Reflections of ancient Iranian traditions regarding mundane astrology can be found in the Shahnameh, the Persian national epic. In this work, court astrologers are frequently consulted to predict the future of kings and the outcome of major national events. This indicates that celestial bodies were viewed as signs for understanding the shifting of eras and large-scale earthly occurrences. Scholars use the concept of Akhtarmāri (star-counting or astrology) to describe these ancient beliefs, which entered the epic through older sources such as the Khwaday-Namag. In the sections of the Shahnameh dealing with the Sasanian Empire, these astrological references become much more technical, aligning perfectly with the prominent status and sophisticated nature of mundane astrology in late antique Iran.
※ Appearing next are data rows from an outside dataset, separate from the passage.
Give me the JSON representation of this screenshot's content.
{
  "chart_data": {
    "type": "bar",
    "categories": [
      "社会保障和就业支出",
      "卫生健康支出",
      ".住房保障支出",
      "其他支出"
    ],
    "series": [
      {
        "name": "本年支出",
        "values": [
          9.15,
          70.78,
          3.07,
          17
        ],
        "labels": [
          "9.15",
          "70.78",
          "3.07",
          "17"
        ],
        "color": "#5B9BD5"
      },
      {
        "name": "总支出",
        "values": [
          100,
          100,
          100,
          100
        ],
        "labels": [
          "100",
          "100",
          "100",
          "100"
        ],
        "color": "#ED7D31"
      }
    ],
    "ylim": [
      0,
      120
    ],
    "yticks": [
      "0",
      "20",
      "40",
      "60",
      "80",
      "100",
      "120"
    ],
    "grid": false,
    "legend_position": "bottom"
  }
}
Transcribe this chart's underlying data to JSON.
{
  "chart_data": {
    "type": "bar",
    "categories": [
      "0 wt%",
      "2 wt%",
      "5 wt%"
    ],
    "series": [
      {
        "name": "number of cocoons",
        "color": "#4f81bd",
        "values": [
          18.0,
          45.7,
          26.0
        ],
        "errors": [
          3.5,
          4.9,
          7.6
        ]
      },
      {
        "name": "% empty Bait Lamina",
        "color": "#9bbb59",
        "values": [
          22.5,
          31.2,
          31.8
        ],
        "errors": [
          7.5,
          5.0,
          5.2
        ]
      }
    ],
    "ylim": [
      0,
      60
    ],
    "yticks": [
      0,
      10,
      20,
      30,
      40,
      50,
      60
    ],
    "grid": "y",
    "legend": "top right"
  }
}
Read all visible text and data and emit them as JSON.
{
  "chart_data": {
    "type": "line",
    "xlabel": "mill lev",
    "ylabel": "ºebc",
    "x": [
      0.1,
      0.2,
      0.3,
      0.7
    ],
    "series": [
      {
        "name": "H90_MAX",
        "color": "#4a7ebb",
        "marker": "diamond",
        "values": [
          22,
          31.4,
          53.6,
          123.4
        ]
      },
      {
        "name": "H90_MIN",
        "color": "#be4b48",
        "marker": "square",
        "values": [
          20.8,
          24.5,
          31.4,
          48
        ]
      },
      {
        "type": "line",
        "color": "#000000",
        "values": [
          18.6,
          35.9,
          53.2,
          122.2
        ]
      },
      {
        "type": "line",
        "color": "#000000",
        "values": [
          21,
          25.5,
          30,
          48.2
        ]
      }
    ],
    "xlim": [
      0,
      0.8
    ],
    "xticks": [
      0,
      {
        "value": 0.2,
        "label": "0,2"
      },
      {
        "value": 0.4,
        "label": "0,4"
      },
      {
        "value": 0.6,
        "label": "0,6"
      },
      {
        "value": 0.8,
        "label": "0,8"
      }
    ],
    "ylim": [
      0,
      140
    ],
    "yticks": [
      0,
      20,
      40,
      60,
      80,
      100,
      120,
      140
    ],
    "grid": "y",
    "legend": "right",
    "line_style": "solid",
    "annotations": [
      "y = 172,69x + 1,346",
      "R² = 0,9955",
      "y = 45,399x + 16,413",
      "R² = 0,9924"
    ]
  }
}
==Techniques and principles==
Astrologically, the affairs of a nation are judged from the horoscope set up at the time of its official inauguration or the birth chart of its leader, or various phenomena such as eclipses, lunations, great conjunctions, planetary stations, comets and ingresses.

The techniques of the subject were discussed in detail in the 2nd century work of the Alexandrian astronomer Ptolemy, who outlined its principles in the second book of his Tetrabiblos. Ptolemy set this topic before his discussion of individual birth charts because he argued that the astrological assessment of any 'particular' individual must rest upon prior knowledge of the 'general' temperament of their ethnic type; and that the circumstances of individual lives are subsumed, to some extent, within the fate of their community. (Note: (Ptolemy 1940): "And since weaker natures always yield to the stronger, and the particular always falls under the general, it would by all means be necessary for those who purpose an inquiry about a single individual long before to have comprehended the more general considerations".) The third chapter of his work offers an association between planets, zodiac signs and the national characteristics of 73 nations. It concludes with three assertions which act as core principles of mundane astrology:
1. Each of the fixed stars has familiarity with the countries attributed to the sign of its ecliptic rising.
2. The time of the first founding of a city (or nation) can be used in a similar way to an individual horoscope, to astrologically establish the characteristics and experiences of that city. The most significant considerations are the regions of the zodiac which mark the place of the Sun and Moon, and the four angles of the chart – in particular the ascendant.
3. If the time of the foundation of the city or nation is not known, a similar use can be made of the horoscope of whoever holds office or is king at the time, with particular attention given to the midheaven of that chart.

==Practice==
The first English astrologer for whom we have evidence of astrological practice is Richard Trewythian, whose notebook is largely concerned with mundane astrology. He constructed horoscopes for the Sun's ingress into Aries over thirty years, and recorded general predictions for twelve of those years between 1430 and 1458. His notebooks demonstrate how he recorded the logic for his conclusions:

Pregnant women and boys will incur harm and severe dangers. This conclusion is drawn from the trine aspect between Saturn and Venus on the day of the ingress.
Concerning the wars of this year: they will be caused by the aspect of opposition of two heavy planets, which will occur on 27 March. And the time of the beginning of the war will be on the first day of May. This conclusion is drawn by the application of the greater luminary to Saturn. Merchants will be well disposed this year.

He also made several predictions concerning the king (Henry VI), such as one he made in 1433 where he noted: "it seems that the king will be sick this year because Saturn is lord of the tenth house".